Job Title: SRE Cloud Operations (Digital Banking Platform)
Location: Alpharetta, Atlanta GA || Onsite
Type: Full Time/W2 with Infinite Computer Solutions
Role Summary
As a Site Reliability Engineer (SRE) Cloud Operations, you will provide operational ownership, reliability engineering, and cloud operations support for a Digital Banking platform running across Windows Server, IIS, and Microsoft Azure.

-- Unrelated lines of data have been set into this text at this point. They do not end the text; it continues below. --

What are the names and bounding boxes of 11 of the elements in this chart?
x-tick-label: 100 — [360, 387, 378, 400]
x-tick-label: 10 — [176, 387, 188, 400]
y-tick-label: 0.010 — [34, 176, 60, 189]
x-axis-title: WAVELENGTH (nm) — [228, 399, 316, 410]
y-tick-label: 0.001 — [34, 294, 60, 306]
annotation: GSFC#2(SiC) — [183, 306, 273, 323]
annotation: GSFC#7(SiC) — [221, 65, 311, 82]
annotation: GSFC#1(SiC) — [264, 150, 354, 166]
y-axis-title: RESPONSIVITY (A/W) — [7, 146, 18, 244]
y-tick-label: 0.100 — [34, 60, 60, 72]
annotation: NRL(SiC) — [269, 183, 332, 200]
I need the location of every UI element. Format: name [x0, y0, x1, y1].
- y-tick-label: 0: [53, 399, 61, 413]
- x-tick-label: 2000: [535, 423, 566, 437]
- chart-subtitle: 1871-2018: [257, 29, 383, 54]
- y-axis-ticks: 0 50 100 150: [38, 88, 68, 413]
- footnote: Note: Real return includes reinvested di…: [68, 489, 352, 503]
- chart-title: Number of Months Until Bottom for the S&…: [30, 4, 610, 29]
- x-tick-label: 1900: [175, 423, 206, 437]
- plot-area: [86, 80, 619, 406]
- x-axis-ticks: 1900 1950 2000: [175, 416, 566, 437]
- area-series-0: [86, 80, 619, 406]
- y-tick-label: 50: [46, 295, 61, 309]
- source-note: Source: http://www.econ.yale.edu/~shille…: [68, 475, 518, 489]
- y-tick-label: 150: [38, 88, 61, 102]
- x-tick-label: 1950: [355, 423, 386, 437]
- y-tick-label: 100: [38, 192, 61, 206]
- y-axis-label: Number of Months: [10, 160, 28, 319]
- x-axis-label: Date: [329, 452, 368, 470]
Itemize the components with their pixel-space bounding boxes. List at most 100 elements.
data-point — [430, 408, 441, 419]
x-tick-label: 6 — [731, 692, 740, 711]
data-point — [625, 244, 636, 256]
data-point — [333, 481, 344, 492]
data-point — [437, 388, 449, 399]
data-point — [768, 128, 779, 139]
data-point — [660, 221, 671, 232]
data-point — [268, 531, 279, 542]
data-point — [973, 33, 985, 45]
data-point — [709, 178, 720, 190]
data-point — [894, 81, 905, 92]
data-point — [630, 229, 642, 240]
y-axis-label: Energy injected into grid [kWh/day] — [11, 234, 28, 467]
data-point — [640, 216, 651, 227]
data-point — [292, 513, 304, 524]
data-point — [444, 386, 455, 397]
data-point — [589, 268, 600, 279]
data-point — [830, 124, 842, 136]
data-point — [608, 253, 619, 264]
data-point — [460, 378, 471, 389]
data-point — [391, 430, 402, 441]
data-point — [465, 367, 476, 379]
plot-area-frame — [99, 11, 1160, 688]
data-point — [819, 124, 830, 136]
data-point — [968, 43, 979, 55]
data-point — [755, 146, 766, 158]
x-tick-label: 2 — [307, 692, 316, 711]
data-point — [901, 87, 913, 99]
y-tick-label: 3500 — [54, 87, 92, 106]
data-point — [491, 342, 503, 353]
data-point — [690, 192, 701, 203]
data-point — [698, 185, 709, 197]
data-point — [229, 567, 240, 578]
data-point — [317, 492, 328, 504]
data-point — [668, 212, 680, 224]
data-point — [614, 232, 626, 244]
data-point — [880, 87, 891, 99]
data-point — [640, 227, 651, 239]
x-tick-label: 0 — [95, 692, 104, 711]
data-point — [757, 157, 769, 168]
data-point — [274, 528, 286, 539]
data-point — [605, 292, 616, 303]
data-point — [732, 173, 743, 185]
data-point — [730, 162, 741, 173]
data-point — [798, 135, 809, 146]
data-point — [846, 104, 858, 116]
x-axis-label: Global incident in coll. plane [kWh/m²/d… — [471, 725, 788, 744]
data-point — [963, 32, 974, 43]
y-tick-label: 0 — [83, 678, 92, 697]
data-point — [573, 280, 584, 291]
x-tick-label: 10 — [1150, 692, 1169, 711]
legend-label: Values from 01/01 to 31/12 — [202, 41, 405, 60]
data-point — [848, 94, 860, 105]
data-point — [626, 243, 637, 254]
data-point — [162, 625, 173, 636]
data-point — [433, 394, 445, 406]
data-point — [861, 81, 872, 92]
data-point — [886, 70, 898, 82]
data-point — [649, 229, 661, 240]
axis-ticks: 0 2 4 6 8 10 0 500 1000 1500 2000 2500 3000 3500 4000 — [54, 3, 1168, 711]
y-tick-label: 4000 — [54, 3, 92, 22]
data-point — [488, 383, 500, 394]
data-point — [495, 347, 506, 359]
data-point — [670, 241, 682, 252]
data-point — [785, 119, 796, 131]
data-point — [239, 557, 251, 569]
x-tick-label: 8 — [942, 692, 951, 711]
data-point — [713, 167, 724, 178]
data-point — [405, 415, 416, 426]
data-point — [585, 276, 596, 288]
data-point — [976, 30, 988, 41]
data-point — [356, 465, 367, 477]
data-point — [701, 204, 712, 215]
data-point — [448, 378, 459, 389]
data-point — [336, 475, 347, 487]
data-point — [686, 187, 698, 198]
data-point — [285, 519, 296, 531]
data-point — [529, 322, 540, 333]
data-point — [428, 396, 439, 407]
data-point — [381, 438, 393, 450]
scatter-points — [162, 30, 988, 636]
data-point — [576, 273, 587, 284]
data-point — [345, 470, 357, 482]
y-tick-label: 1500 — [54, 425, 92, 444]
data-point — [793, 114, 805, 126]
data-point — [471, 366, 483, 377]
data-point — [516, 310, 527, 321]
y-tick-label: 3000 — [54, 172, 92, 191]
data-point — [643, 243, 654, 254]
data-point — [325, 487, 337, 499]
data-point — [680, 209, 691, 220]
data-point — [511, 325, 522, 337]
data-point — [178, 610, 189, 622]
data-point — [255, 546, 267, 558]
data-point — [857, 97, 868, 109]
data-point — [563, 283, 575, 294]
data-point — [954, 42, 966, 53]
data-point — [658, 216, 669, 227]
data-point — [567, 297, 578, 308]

This role focuses on ensuring availability, performance, security, and scalability for customer-facing digital banking workloads.
You will be part of a team delivering 24x7 production support across Windows Server (2016/2019/2022) and Azure (Prod/DR) environments, working closely with Application Development, DevOps, Infrastructure, Network, and Security teams to operate at scale using SRE principles.
Key Responsibilities
Reliability Engineering & Cloud Operations
Provide operational ownership for Digital Banking applications hosted on Windows Server / IIS across Azure and on-prem environments.
Apply SRE principles to improve service reliability, availability, and performance.
Define and execute operational best practices around stability, resiliency, and controlled change.
Support high-availability and disaster-recovery architectures across production and DR environments.
Monitoring, Observability & Incident Response (Core Focus)
Monitor platform and application health using Dynatrace and Splunk.
Perform advanced diagnostics using Windows Event Logs, PerfMon, and Azure Monitor.
Lead and participate in P1/P2 incident response, including bridge calls, real-time troubleshooting, and coordination across multiple teams.
Drive root cause analysis (RCA) and implement preventive and corrective actions.
Track and reduce operational toil through automation and engineering improvements.
Application & Platform Operations
Support application deployments, hotfixes, and production releases with a strong focus on safety and repeatability.
Manage SSL/TLS certificate lifecycle management, including renewals and configuration across IIS and load balancers.
Execute and coordinate OS and application patching using WSSCCM and cloud tooling.
Support and optimize F5 / ADC load-balanced environments.
Security, Compliance & Governance
Enforce security and compliance controls including RBAC, least-privilege access, encryption in transit and at rest, Active Directory, GPOs, service accounts, and secrets management.
Support audits, risk reviews, and control evidence collection.
Automation, CI/CD & Engineering Enablement
Build and maintain automation using PowerShell, DSC, and Ansible.
Partner with DevOps and AppDev teams to support CI/CD pipelines (Azure DevOps, GitHub Actions, Jenkins) for Windows/IIS workloads.
Improve deployment reliability, rollback strategies, and operational guardrails.
Contribute to platform designs supporting blue/green, canary, and zero-downtime deployments where applicable.
Required Qualifications (Must-Have)
Strong hands-on experience administering Windows Server (2016/2019/2022) in production environments.
Strong hands-on experience with IIS, including site configuration, application pools, bindings, performance tuning, and troubleshooting.
Hands-on, production experience with Dynatrace for application and infrastructure monitoring.
Hands-on, production experience with Splunk for log analysis, queries, dashboards, and troubleshooting.
Experience diagnosing system and application issues using Windows Event Logs and PerfMon.
Experience supporting high-severity production incidents, including ownership during incident bridges.
Working knowledge of TCP/IP, HTTP/S, TLS, and integrations with load balancers, WAFs, and reverse proxies.
Experience managing deployments, patching, SSL/TLS certificates, and formal change management processes.
Strong PowerShell scripting and automation experience; exposure to DSC and/or Ansible.
Experience operating workloads in Azure, including production and DR environments.
Working knowledge of Active Directory, GPOs, service accounts, and PKI/certificate management.
Bachelor s degree in Computer Science, Information Technology, or equivalent practical experience.